In the conventional histories of Jesus, the attention is focused on Jesus. The post he is nailed to is omitted. He is the axial point on the map on which everything turns. How deeply the post he is nailed to is screwed into the ground isn’t mentioned. The vultures lazily soaring overhead against the blue sky escape notice. The flies in the wounds aren’t colored in or counted. Various other human actors are noted. The name of the hill is given. But details on the map are scarce.

Bridget of Sweden in a vision enumerated 5,490 wounds on the body of Christ.. When Jesus appeared to Thomas, all these were completely healed except the wound in his abdomen where the centurion’s spear had been thrust. This is where Thomas’s hand was fated to appear. But this miracle was for Thomas alone. Whether the wounds will turn miraculous in my lifetime is uncertain, despite the claims of Jesus’s imminent return

Jesus was a superorganism, not a single entity.

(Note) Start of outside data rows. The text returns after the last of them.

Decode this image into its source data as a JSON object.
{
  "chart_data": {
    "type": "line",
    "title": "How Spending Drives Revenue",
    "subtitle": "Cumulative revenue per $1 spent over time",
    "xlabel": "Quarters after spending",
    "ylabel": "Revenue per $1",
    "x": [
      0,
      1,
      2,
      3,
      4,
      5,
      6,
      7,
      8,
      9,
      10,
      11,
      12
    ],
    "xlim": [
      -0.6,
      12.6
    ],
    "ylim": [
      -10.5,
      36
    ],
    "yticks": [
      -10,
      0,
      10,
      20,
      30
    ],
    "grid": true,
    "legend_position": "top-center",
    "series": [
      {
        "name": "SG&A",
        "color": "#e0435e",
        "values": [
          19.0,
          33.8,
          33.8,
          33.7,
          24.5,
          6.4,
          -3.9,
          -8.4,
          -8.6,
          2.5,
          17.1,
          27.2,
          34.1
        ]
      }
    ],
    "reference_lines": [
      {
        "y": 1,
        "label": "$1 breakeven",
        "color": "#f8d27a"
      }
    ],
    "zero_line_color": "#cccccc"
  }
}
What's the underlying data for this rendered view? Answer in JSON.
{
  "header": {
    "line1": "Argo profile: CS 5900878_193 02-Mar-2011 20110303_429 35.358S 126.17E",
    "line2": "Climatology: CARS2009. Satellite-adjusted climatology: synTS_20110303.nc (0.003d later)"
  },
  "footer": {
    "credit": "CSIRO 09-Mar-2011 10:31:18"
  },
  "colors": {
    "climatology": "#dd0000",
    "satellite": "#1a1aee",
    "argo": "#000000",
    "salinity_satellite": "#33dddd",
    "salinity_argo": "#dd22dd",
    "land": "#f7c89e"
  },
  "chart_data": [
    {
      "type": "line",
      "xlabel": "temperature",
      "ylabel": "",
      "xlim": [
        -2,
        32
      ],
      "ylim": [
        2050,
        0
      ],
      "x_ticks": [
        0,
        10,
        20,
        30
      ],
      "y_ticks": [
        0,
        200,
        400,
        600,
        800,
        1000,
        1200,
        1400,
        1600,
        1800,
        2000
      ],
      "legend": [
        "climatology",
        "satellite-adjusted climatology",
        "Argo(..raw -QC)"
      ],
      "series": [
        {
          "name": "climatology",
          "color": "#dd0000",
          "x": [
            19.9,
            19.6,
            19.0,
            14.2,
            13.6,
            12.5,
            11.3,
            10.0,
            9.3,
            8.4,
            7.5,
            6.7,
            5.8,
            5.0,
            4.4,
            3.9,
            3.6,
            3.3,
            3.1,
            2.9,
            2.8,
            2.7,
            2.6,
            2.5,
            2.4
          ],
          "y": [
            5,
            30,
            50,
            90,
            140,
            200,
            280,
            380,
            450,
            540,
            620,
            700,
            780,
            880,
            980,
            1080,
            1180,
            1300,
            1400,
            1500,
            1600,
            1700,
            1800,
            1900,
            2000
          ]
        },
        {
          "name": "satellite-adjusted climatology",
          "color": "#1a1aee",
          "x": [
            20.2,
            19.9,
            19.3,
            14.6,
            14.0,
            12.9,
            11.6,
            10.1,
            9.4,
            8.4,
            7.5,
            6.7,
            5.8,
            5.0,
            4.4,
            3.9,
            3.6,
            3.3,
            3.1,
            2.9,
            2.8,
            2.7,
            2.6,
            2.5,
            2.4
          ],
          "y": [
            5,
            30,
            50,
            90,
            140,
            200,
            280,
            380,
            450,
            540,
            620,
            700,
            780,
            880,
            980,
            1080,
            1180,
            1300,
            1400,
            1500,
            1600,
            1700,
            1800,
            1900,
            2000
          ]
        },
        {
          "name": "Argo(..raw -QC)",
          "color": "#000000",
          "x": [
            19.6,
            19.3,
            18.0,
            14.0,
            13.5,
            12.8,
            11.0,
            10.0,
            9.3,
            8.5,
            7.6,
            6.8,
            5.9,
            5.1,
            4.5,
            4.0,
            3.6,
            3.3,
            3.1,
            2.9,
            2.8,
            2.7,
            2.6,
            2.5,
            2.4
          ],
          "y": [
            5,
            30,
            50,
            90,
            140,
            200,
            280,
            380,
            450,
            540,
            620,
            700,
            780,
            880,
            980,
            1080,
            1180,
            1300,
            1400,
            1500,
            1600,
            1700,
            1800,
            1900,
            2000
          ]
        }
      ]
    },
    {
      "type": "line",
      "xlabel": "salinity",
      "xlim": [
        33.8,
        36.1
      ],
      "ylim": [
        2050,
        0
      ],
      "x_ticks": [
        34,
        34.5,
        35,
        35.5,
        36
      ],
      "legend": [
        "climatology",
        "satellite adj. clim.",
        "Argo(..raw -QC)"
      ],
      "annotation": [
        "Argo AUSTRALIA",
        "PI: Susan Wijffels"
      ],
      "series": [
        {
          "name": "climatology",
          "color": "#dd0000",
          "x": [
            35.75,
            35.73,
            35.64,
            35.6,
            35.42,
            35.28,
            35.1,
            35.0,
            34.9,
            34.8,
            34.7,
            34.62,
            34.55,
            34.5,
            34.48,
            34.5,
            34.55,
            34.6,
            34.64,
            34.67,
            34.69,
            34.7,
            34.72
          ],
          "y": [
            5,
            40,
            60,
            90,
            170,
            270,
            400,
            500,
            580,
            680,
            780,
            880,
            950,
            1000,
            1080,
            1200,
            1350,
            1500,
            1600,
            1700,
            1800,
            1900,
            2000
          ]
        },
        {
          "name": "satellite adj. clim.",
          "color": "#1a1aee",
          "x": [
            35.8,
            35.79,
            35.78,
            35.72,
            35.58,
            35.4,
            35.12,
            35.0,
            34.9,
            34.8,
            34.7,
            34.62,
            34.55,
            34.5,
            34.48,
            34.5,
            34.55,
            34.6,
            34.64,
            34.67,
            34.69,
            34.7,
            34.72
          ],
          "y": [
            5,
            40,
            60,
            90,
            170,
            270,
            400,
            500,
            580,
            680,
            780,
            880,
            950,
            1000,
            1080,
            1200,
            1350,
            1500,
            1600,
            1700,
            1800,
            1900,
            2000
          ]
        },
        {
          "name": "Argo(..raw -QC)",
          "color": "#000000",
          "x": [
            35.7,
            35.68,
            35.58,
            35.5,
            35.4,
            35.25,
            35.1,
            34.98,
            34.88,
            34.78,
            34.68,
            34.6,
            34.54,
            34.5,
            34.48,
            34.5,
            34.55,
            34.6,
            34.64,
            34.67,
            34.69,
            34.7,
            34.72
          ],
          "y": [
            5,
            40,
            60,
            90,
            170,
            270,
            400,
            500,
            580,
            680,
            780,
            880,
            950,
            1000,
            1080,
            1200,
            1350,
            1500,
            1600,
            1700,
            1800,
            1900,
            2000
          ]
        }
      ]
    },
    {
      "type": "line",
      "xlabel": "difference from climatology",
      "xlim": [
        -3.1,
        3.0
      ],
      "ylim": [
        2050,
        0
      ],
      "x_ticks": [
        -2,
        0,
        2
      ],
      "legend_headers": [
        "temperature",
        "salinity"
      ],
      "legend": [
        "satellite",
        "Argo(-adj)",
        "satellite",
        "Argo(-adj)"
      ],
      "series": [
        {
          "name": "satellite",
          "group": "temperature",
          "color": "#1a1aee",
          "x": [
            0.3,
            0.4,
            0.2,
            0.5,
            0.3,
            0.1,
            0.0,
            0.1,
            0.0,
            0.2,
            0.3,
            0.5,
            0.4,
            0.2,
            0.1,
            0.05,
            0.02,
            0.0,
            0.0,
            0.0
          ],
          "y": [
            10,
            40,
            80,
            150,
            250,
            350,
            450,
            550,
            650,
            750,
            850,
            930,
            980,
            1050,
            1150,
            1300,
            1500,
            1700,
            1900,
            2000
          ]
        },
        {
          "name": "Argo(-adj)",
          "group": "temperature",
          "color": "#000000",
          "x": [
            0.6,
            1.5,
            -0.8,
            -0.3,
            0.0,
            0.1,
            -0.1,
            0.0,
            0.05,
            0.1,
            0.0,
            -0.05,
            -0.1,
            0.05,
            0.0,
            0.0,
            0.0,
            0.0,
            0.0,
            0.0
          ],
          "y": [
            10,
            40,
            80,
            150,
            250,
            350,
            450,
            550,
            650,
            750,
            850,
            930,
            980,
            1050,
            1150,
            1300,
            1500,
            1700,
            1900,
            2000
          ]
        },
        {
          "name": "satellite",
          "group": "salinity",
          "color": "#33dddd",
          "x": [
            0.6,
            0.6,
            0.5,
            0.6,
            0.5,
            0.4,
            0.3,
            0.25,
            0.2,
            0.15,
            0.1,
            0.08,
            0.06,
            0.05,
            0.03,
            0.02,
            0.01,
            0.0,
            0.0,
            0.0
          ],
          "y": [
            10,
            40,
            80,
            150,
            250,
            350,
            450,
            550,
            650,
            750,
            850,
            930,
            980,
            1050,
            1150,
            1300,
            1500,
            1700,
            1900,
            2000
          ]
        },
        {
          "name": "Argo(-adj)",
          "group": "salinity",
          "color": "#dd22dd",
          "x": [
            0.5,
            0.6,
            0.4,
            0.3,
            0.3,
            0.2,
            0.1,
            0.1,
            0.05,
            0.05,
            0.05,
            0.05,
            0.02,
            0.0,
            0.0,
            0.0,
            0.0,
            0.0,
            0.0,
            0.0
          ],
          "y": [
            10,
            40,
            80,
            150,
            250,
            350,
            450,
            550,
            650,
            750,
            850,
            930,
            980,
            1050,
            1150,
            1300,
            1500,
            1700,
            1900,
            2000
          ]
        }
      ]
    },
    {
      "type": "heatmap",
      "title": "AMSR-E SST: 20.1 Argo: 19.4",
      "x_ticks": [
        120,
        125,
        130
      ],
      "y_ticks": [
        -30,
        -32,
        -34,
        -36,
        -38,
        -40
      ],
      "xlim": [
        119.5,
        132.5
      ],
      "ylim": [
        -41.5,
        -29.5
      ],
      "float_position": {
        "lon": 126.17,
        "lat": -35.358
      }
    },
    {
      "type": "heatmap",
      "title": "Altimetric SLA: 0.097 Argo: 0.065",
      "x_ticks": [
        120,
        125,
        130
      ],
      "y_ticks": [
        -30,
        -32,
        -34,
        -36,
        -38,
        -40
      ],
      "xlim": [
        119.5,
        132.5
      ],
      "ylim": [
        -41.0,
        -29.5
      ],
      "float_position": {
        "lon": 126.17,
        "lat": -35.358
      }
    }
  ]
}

A tree was cut down, split with wedges and hammers, shaped with an axe, stuffed into a gaping hole, and then packed with iron rids with rock and dirt to hold it upright. Some commentators see the pole as a descendant from the Tree of Knowledge in Eden. A beetle was crushed underfoot. Sparrows scattered into the air. A mole’s head was splintered. Jesus is the head of one big screw that turns deep into the landscape. A rough-cut pine cross is sinking into the mountain like a splinter into a fat thumb. The whole valley aches with the vibrations on it.

There is talk about appearances of Jesus, miraculous healings, and demonic infestations, reports of satanic rites in the hills that reach all the way to the State police. Charismatic revivals sweep through the local churches.

Among all the tiny pieces of paper scattered across the floor was the memento from my grandmother – the Sunday school lesson she had written on the back of a check listing how all the apostles had met their end. It was a bloody list. Mathew died in Ethiopia. He was killed by the sword. Mark made it to Alexandria to be dragged by horses through the streets. Luke was hanged in Greece. John was boiled in oil but survived. Then he was exiled to a prison in Patmos. Later he was freed and died an old man in Turkey. James was thrown from the southeast corner of the Temple a hundred feet to the ground. Then he was beaten with a fuller’s brush. James, son of Zebedee, was beheaded at Jerusalem. Bartholomew was whipped to death in Armenia. Jude was shot with arrows. Matthias, who replaced Judas, was stoned and then beheaded. Judas hanged himself from the branches of a redbud tree. Andrew was crucified. Thomas the doubter walked into  India spreading the gospel and was never heard of again. Now that check too met its end in Christ’s presence.

It isn’t necessary to see the resurrected Jesus. That’s why the Holy Ghost was sent –to be a comforter and an inspiration. Of the twelve disciples only Thomas immediately recognized the risen Christ, and then only when he was instructed to place his hand in the wound. The others, who loved him, knew him, couldn’t or didn’t see him until he developed in front of their eyes like a photographic negative.